Genetic Engineering in Agriculture, Part 2

Genetic engineering in agriculture overcomes some of the limitations of traditional agriculture. Until now, we’ve spent enormous efforts to adapt the environment to the plant. That’s what a farm is, an adapted environment with the purpose of maximizing the growth of a plant. Now, we have the possibility of being able to adapt the plant to fit the environment. Here I will list the limitations of traditional methods that genetic engineering in agriculture overcomes. Also, I’ll list some of the genetically modified plants in widespread use over the world today.

1. Limitation number one: in traditional agriculture they select specific traits (genes) for crosses, but at the same time other hidden genes that are not desirable may also be transferred. Using genetic engineering in agriculture, single genes are transferred.
   
2. Limitation number two: there are many genes in nature that can’t be crosses into crop plants because they are in different species. Using genetic engineering in agriculture, genes from any organism can be transferred.
   
   
3. Limitation number three: traditional agriculture is slow. Genetic engineering is rapid. You can see results in weeks.
   
   
4. Limitation number four: the ecological thrust of agriculture has remained to use genetics and technology to adapt the environment to the plant. With genetic engineering, the plant can be adapted to the environment.
   

Genetically modified plants are in widespread use. I’ll give you three examples.

Plants That Make Their Own Insecticide

Insecticides are chemicals that kill insect pests. The problem with insecticides, however, is that many of them are not specific. They target many insects, not just the pest. In addition, some insecticides are toxic to the environment in other ways. Insect larvae (the immature stage of insects) eat, among other things, bacteria.

There is a bacterium called Bacillus thuringiensis that has a gene that defends itself against insect larvae. This gene codes for a protein that binds to the insect larvae’s intestine, and makes it loose all of its fluids. The insect gets chronic diarrhea and dies.

The gene coding for this toxin protein has now been introduced to corn, cotton, soybeans and tomato cells. These cells were cloned to make plants that express the toxin in the leaf. As a result, the insect caterpillars land on the leaf, begin to eat and die very quickly. The population of this pest goes way down.

This technology has reduced insecticide use by 90%. This is an environment-friendly use of genetic engineering in agriculture.

Plants Resistant to Herbicides

Weeds can be killed by repeated applications of herbicides (chemical that kill weeds). These chemicals, however, very often kill beneficial plants as well, and even some crops. These are non-specific toxins. Great care is needed to use herbicides properly.

Genes had been identified from bacteria and other sources that code for proteins that break down herbicides. That’s how the bacteria survive to them. These genes had been isolated from the bacteria and put into cotton, corn, soybeans, rice, etc. As a result, these modified crops are now resistant to the herbicide. The herbicide can be applied without any risk of damaging the crop. These crops are in widespread use all over the world.

Nutritionally Rich Rice

Rice grains are deficient in their protein, in terms of their amino-acid balance. There is an ongoing effort to improve that. In addition, rice does not make a substance called beta-carotene. People require beta-carotene, which gets converted into vitamin A, in their diet. Rice plants do not have the gene to make beta-carotene. As a result, about 250000 children go partially blind each year. They are eating rice, and they don’t get enough beta-carotene in their diet.
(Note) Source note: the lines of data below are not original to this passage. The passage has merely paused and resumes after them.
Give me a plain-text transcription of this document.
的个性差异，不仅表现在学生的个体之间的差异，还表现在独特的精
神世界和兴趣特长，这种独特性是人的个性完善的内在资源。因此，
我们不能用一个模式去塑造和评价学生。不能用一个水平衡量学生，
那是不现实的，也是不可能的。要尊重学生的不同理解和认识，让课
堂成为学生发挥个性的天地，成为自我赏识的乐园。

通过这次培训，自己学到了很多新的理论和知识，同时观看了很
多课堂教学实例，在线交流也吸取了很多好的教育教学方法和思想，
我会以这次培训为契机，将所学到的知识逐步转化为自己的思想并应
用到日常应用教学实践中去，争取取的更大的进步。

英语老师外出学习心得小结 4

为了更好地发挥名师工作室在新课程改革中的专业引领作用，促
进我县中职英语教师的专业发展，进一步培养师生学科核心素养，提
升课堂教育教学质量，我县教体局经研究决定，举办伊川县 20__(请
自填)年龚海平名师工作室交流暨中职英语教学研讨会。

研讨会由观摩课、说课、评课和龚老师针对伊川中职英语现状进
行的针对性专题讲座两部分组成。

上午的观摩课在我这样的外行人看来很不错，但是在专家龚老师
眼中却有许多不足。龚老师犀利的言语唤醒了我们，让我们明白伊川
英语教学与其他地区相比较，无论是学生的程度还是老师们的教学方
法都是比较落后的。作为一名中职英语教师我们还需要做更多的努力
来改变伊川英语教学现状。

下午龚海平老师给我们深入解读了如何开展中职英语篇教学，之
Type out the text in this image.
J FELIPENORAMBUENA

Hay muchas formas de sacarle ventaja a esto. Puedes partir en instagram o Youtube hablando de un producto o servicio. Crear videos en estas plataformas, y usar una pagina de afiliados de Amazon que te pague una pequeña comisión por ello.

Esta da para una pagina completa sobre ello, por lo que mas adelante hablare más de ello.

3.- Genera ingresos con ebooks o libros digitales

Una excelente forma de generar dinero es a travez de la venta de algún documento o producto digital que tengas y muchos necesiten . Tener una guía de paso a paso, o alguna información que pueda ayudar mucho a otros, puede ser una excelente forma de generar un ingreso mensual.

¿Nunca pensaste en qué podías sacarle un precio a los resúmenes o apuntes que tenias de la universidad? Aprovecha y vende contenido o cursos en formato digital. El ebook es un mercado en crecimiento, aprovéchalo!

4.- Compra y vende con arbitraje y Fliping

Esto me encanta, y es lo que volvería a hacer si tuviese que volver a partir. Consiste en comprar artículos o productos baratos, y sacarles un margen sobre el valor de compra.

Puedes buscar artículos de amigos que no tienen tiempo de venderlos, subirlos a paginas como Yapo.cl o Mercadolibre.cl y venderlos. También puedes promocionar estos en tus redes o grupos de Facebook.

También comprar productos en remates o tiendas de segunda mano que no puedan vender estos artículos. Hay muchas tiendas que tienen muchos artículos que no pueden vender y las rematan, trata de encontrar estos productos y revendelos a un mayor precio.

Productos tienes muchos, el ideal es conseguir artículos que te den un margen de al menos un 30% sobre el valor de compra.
Other organisms have the genes coding for enzymes that can produce beta-carotene through a biochemical pathway. Ingo Potrykus isolated DNA for each one of these enzymes. One of them was from a bacterium, the other genes happened to be from a daffodil plant. One by one, over a period of a decade, he took each one of these genes and introduced them into a rice plant, along with a promoter that would stimulate gene expression in the developing rice grain.

The result is a rice plant that made grains with beta-carotene. These plants are now being crossed with local varieties all over the world to make the beta-carotene phenotype part of rice that is used in different regions of the world.